AK Parti iktidarlarının 15 Temmuz 2016 yılına kadar birinci önceliğini ekonomik refahının gelişmesine ayırdığını, o tarihte yaşanan sürecin Türkiye'yi çok farklı bir noktaya taşıdığını belirten Albayrak, "Sonrasında AK Parti'nin birinci önceliği ekonomiden güvenlik politikalarına geçti. İki yıl boyunca OHAL başta olmak üzere, Türkiye 40 yıl boyunca bugünler için hazırlanmış iki büyük terör örgütü ile çok sıkı bir mücadele sürecini başlattı." ifadelerini kullandı.

"Her senaryoya hazırlıklı olmamız lazım"

Mevzu bahis güvenlik olduğu için bu konuya odaklandıklarını dile getiren Albayrak, "Silah, tank, top, tüfek... Türkiye kolay bir dönemden geçmedi.

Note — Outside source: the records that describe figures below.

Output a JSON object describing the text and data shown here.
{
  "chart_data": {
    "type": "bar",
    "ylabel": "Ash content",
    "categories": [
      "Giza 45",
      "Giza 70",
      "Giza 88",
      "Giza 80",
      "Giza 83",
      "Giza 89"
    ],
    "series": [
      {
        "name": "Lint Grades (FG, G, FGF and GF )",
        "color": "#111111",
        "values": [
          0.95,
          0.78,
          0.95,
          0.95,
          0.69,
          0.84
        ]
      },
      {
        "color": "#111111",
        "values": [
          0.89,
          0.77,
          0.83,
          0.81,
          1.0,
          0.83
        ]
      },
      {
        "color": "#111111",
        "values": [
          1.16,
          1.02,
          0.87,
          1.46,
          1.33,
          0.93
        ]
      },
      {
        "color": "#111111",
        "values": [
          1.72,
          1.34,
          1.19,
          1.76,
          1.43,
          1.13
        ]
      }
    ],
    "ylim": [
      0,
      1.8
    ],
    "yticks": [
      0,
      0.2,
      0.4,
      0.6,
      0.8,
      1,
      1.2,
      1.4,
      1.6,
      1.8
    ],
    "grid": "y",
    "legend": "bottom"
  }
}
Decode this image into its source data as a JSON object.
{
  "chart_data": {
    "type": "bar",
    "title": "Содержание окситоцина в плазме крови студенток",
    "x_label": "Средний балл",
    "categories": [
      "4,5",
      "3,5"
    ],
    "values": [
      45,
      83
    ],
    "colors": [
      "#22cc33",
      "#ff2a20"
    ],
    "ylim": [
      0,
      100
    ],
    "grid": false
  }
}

Sivil vatandaşlara, Kilis'e, Hatay'a kadar bomba yağacak, yüzlerce insanımız şehit olacak, 15 yaşındaki kızımız evinde gece vakti uyurken ölecek, vatandaşınız yolda yürürken sınır ötesinde atılan füzelerle ölecek, Türkiye Cumhuriyeti Devleti seyredecek veya 'bütçe disiplini' mi, 'güvenlik' mi politikaları noktasında bir ayrıma gidecek, tabii ki böyle bir şey olmadı. Gerek Fırat Kalkanı gerek Zeytin Dalı operasyonları başta olmak üzere sınır güvenliği ve ötesindeki yaşanan terörle ilgili sürece en güçlü şekilde ekonomik olarak da karşılık verildi. Nitekim bu sürecin nihayete ermesiyle birlikte yeni dönem yeni süreç bize hem fırsat hem de tehdidi ortaya koydu." diye konuştu.

Albayrak, Türkiye'nin, cumhuriyet tarihinde olmadığı kadar bölgesinde siyaset ve güvenlik anlamında etkin olduğunu dile getirerek, "Bunun neticesi Suriye politikası, Irak politikası, terörle mücadele politikası. Birilerinin, ne imiş? Yol yapacaklarmış, Akdeniz'e açılacaklarmış, devlet kuracaklarmış, Türkiye'yi bölgeceklermiş, parçalayacaklarmış... Şükürler olsun bu ülkede çok güçlü bir siyaset diliyle yerli ve milli duruş ortaya koyan bir siyasi duruşu olan parti ve partiler var. Bunun neticesinde güçlü reflekslerle halkın desteğiyle şükürler olsun bu süreci de atlatan bir dönemden geçtik. Bu beraberinde farklı meydan okumaları da ortaya koyuyor. " ifadelerini kullandı.

24 Haziran 2018'de yeni bir dönemin başladığını ve Türkiye'nin yeniden birinci önceliğinin ekonomi olduğunu dile getiren Albayrak, şöyle konuştu:

"Bölgede ve küresel süreçlerde yaşanan ekonomik konulara çok daha güçlü bir finansal mimari ile yaklaşmamız gerektiğini gördük. 'Dostlarımız, arkadaşlarımız, yoldaşlarımız, müttefiklerimiz, sevelim sevilelim' değil... Bu cümleyi Avrupa ve Amerika'daki toplantılarda da kullandım. Patriot krizinde bunu yaşadık. Sınır ötesinden ülkeme füze yağacak savunma sistemi isteyeceğim, yok. 'Parasını vereyim sat' yok. Alternatif yok. Bu saldırma değil savunma füzesi, hani empati. Bu bize neyi öğretti? Demek ki bizim enerjide, ekonomide, güvenlikte her senaryoya hazırlıklı olmamız lazım."

Albayrak, ağustos ayında yaşanan dalgalanmalara ilişkin de söz konusu sürecin sıkı bir ekip uyumuyla atılan adımlar sayesinde ortaya konulan tedbirlerle püskürtüldüğünü, yapılan finansal spekülasyonun duvara tosladığını belirtti.